Het openen van haar ogen was een hele opgave, maar ze kreeg het na een aantal keer proberen voor elkaar. Haar zicht was troebel, maar ze dacht dat ze haar moeder zag zitten. ‘Mama?’
‘Ik ben hier, mijn lieve schat.’
Theodora slaakte een zucht. ‘Bent u het echt? Is alles weer goed?’ Haar stem was zwak, zo zwak.
Haar hand werd in een zachte greep genomen. Slanke vingers streken over en door haar lokken. ‘Met mij gaat alles goed en met jou binnenkort ook. Ik wacht hier al een poosje op je.’

Een kreun ontsnapte haar. Pijn. Alles deed zo’n verschrikkelijke pijn. Ze probeerde haar hand te bewegen, maar haar lichaam luisterde niet. Ze kon niets anders dan kijken en wakker proberen te blijven. Een verlammende steek schoot door haar hals. Warmte sijpelde langs haar nek naar beneden. Ze klapte dubbel. Het was alsof iemand een zwaard in haar buik stak. Ze voelde nog meer dikke, warme vloeistof over haar lijf druipen. Een ongecontroleerde hoestbui overviel haar. Snakkend hapte ze naar adem. Levenslucht die niet wilde komen. Haar ogen sperden zich wijd open. De spieren van haar mond en kaak verkrampten op de schreeuw die zich uit haar longen en keel los worstelde.

De stem van haar moeder leek van veraf te komen. ‘Blijf geloven, kindje.’

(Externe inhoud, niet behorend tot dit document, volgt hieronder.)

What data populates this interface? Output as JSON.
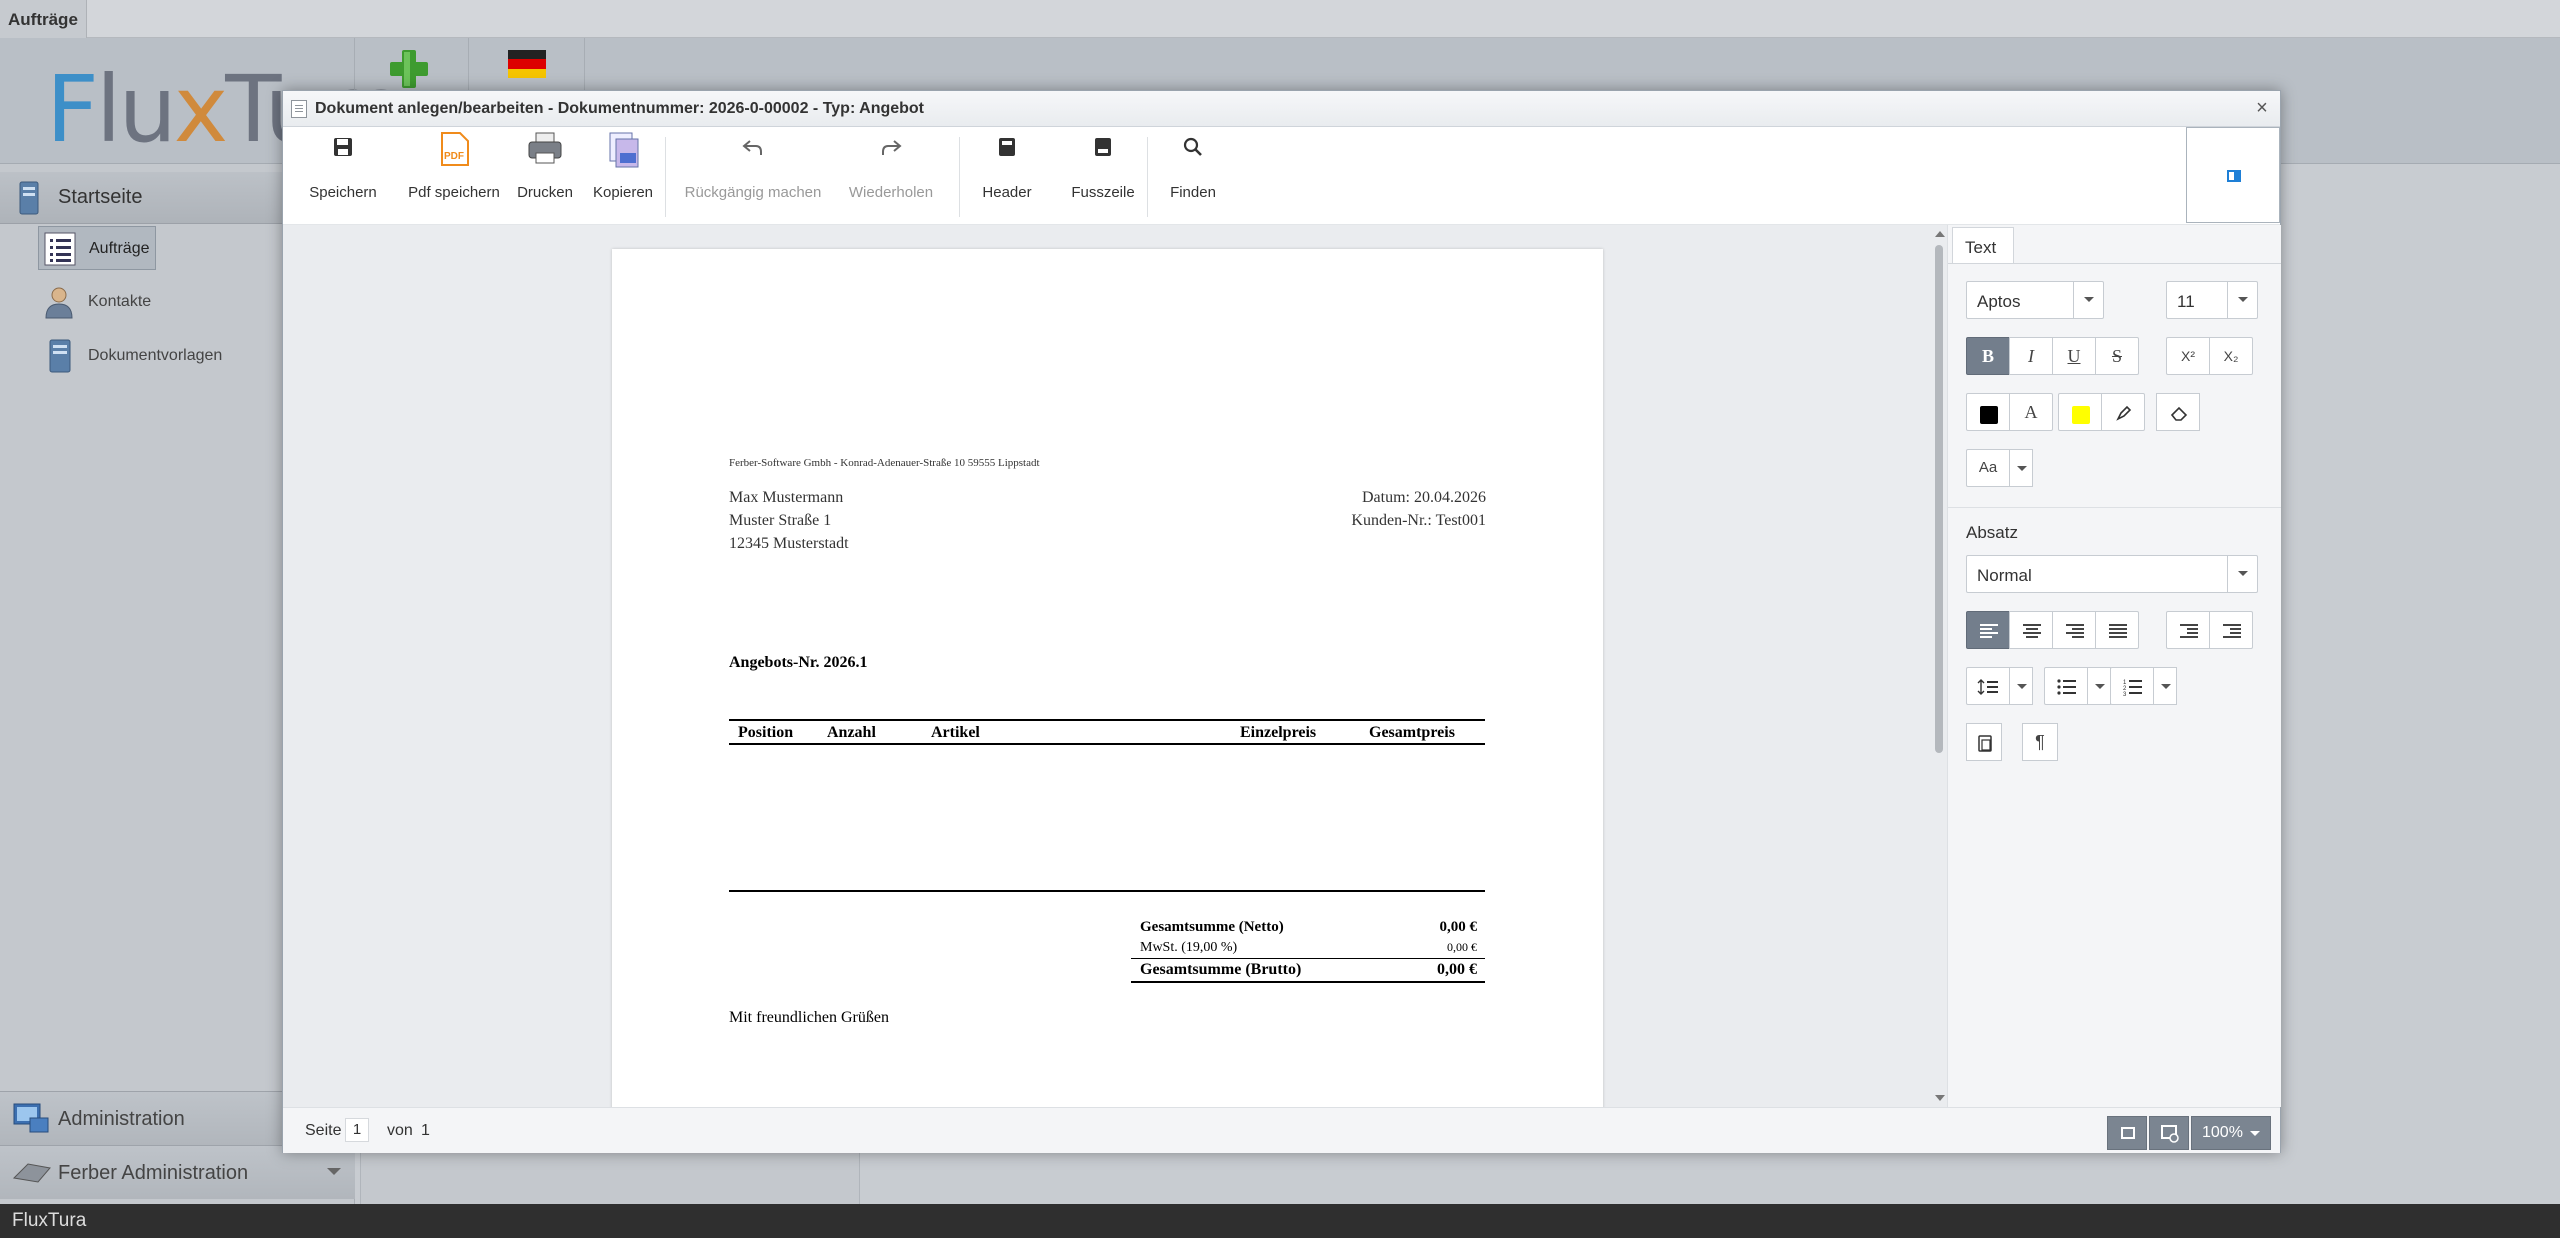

Ze dacht dat ze iemand hoorde huilen. Was het haar moeder? Was zij het? Het kostte teveel moeite om te luisteren. Teveel moeite om wakker te blijven. Pijn. Alles deed pijn. Hoop op genezing had haar niet kunnen redden en kennis die verloren was gegaan en niet meer teruggevonden kon worden evenmin. De stilte van een droom zou beter zijn. In haar hart leefde nog steeds het geloof dat de barmhartige omhelzing van God op haar wachtte, dat gebed en vertrouwen uiteindelijk de enige redding konden betekenen. Schimmen sloten haar van alle kanten in. Strekten hun vingers naar haar uit. Een helder licht wist zich echter een pad te banen door het duister. Een licht dat haar de weg wees, terwijl haar moeder haar de hand toereikte.